Ingredients:
- 1 lb flank steak
- 2 tbsp extra virgin olive oil
- 2 cloves garlic, minced
- 1 tsp smoked paprika
- 0.5 tsp cracked black pepper
- 0.5 tsp sea salt
- 2 medium zucchinis, sliced into 0.5 inch half-moons
- 1 tbsp avocado oil
- 0.5 tsp dried oregano
- 1 pinch red chili flakes
- 0.25 cup fresh parsley, finely chopped
- 1 tbsp fresh lemon juice
- 1 tsp Dijon mustard
- 1 tbsp capers, chopped
Instructions:
- Pat the 1 lb flank steak completely dry with paper towels. Surface moisture is the enemy of a good sear.
- Mix the 2 tbsp olive oil, 2 cloves minced garlic, 1 tsp smoked paprika, 0.5 tsp black pepper, and 0.5 tsp sea salt. Rub this all over the steak until every inch is coated.
- Place your heavy skillet over medium high heat for 3 full minutes. Wait until the pan is lightly smoking.

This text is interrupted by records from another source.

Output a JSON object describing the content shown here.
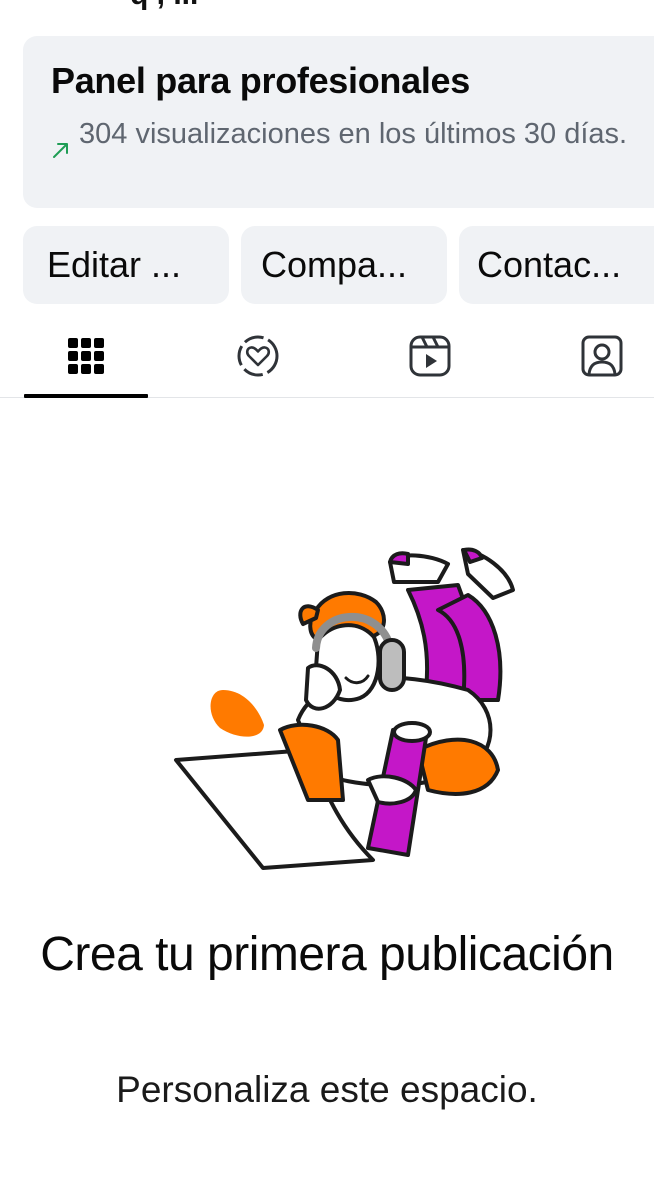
{
  "top_partial_text": "  q          ,          ...",
  "dashboard": {
    "title": "Panel para profesionales",
    "subtitle": "304 visualizaciones en los últimos 30 días.",
    "trend_icon": "arrow-up-right-icon",
    "trend_color": "#1f9d55"
  },
  "buttons": [
    {
      "label": "Editar ..."
    },
    {
      "label": "Compa..."
    },
    {
      "label": "Contac..."
    }
  ],
  "tabs": [
    {
      "icon": "grid-icon",
      "active": true
    },
    {
      "icon": "story-highlights-icon",
      "active": false
    },
    {
      "icon": "reels-icon",
      "active": false
    },
    {
      "icon": "tagged-photos-icon",
      "active": false
    }
  ],
  "empty_state": {
    "title": "Crea tu primera publicación",
    "subtitle": "Personaliza este espacio."
  },
  "colors": {
    "card_bg": "#f0f2f5",
    "accent_orange": "#ff7a00",
    "accent_magenta": "#c417c8",
    "subtitle_gray": "#5f6670"
  }
}
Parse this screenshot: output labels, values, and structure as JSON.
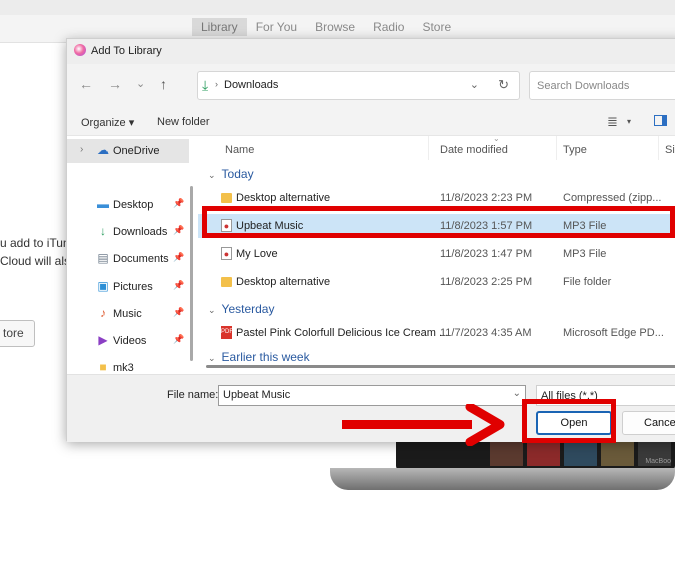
{
  "background": {
    "tabs": [
      "Library",
      "For You",
      "Browse",
      "Radio",
      "Store"
    ],
    "text_line1": "u add to iTun",
    "text_line2": "Cloud will als",
    "store_button": "tore",
    "laptop_brand": "MacBoo"
  },
  "dialog": {
    "title": "Add To Library",
    "nav": {
      "back": "←",
      "forward": "→",
      "recent": "⌄",
      "up": "↑"
    },
    "address": {
      "path": "Downloads",
      "separator": "›",
      "dropdown": "⌄",
      "refresh": "↻"
    },
    "search_placeholder": "Search Downloads",
    "toolbar": {
      "organize": "Organize ▾",
      "new_folder": "New folder",
      "view_icon": "≣",
      "view_dropdown": "▾"
    },
    "sidebar": {
      "items": [
        {
          "label": "OneDrive",
          "icon": "cloud-icon",
          "glyph": "☁",
          "color": "#2c6fc2",
          "pinned": false,
          "selected": true,
          "chevron": "›"
        },
        {
          "label": "Desktop",
          "icon": "desktop-icon",
          "glyph": "▬",
          "color": "#3a8fd8",
          "pinned": true
        },
        {
          "label": "Downloads",
          "icon": "download-icon",
          "glyph": "↓",
          "color": "#2a9d5e",
          "pinned": true
        },
        {
          "label": "Documents",
          "icon": "documents-icon",
          "glyph": "▤",
          "color": "#6f7d8c",
          "pinned": true
        },
        {
          "label": "Pictures",
          "icon": "pictures-icon",
          "glyph": "▣",
          "color": "#2c8fd6",
          "pinned": true
        },
        {
          "label": "Music",
          "icon": "music-icon",
          "glyph": "♪",
          "color": "#e0623a",
          "pinned": true
        },
        {
          "label": "Videos",
          "icon": "videos-icon",
          "glyph": "▶",
          "color": "#8b3fc4",
          "pinned": true
        },
        {
          "label": "mk3",
          "icon": "folder-icon",
          "glyph": "■",
          "color": "#f3c04a",
          "pinned": false
        }
      ],
      "pin_glyph": "📌"
    },
    "columns": {
      "name": "Name",
      "date": "Date modified",
      "type": "Type",
      "size": "Si"
    },
    "groups": [
      {
        "label": "Today",
        "chevron": "⌄"
      },
      {
        "label": "Yesterday",
        "chevron": "⌄"
      },
      {
        "label": "Earlier this week",
        "chevron": "⌄"
      }
    ],
    "files": [
      {
        "name": "Desktop alternative",
        "date": "11/8/2023 2:23 PM",
        "type": "Compressed (zipp...",
        "icon": "zip-folder-icon",
        "selected": false
      },
      {
        "name": "Upbeat Music",
        "date": "11/8/2023 1:57 PM",
        "type": "MP3 File",
        "icon": "mp3-file-icon",
        "selected": true
      },
      {
        "name": "My Love",
        "date": "11/8/2023 1:47 PM",
        "type": "MP3 File",
        "icon": "mp3-file-icon",
        "selected": false
      },
      {
        "name": "Desktop alternative",
        "date": "11/8/2023 2:25 PM",
        "type": "File folder",
        "icon": "folder-icon",
        "selected": false
      },
      {
        "name": "Pastel Pink Colorfull Delicious Ice Cream ...",
        "date": "11/7/2023 4:35 AM",
        "type": "Microsoft Edge PD...",
        "icon": "pdf-file-icon",
        "selected": false
      }
    ],
    "bottom": {
      "file_name_label": "File name:",
      "file_name_value": "Upbeat Music",
      "filter": "All files (*.*)",
      "open_button": "Open",
      "cancel_button": "Cancel"
    }
  },
  "annotations": {
    "highlight_color": "#e00000"
  }
}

- Lay the steak in the pan (away from you to avoid splashes). Cook for 4-5 minutes per side until a dark, mahogany crust forms.

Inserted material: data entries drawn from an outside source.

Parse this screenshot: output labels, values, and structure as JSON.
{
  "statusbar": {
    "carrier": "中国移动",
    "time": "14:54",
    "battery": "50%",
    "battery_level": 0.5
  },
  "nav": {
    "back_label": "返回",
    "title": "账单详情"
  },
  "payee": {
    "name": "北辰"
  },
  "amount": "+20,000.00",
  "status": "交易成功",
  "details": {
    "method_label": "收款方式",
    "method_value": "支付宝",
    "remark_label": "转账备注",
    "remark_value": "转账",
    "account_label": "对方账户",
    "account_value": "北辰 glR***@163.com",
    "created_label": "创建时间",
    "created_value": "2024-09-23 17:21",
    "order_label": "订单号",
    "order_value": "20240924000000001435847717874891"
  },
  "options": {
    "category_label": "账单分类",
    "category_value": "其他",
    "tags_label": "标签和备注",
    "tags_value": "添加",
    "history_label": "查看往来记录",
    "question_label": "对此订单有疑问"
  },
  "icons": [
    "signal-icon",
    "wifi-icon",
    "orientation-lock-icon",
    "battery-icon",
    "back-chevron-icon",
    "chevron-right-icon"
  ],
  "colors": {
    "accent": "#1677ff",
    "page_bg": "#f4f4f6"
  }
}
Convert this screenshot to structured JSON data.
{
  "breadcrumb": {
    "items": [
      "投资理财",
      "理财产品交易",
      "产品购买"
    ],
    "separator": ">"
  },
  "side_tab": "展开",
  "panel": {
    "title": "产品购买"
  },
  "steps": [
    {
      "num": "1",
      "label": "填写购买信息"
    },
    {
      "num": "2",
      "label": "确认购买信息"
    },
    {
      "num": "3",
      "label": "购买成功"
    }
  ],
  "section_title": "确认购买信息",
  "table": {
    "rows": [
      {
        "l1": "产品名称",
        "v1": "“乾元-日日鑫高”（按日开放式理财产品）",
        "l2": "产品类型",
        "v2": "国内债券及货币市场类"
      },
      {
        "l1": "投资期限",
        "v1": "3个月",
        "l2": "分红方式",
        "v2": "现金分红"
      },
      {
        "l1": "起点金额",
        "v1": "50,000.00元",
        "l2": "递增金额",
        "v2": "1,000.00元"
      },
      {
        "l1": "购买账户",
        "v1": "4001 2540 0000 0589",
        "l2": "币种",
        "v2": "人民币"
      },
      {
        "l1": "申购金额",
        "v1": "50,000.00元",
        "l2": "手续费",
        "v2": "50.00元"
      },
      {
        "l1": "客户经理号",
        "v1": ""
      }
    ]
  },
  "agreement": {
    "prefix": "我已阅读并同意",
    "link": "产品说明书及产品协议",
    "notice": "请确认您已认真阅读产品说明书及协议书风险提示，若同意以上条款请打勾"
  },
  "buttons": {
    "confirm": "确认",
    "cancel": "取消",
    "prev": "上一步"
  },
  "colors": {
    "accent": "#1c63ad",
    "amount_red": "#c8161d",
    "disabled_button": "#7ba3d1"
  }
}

- Remove the steak to a plate and tent loosely with foil. Let it sit for 7 minutes to allow the juices to redistribute.
- In the same pan (don't wash it!), add 1 tbsp avocado oil. Toss in the 2 sliced zucchinis, 0.5 tsp oregano, and chili flakes.
- Cook the zucchini for 4-6 minutes until the edges are golden and slightly translucent but still firm.
- In a small bowl, whisk the 1 tbsp lemon juice, 1 tsp Dijon, 1 tbsp chopped capers, and 0.25 cup parsley.
- Find the direction of the muscle fibers and slice across them into thin strips. Look for the long lines and cut perpendicular to them.
- Divide the zucchini between two bowls, top with the steak slices, and drizzle that punchy caper sauce over everything.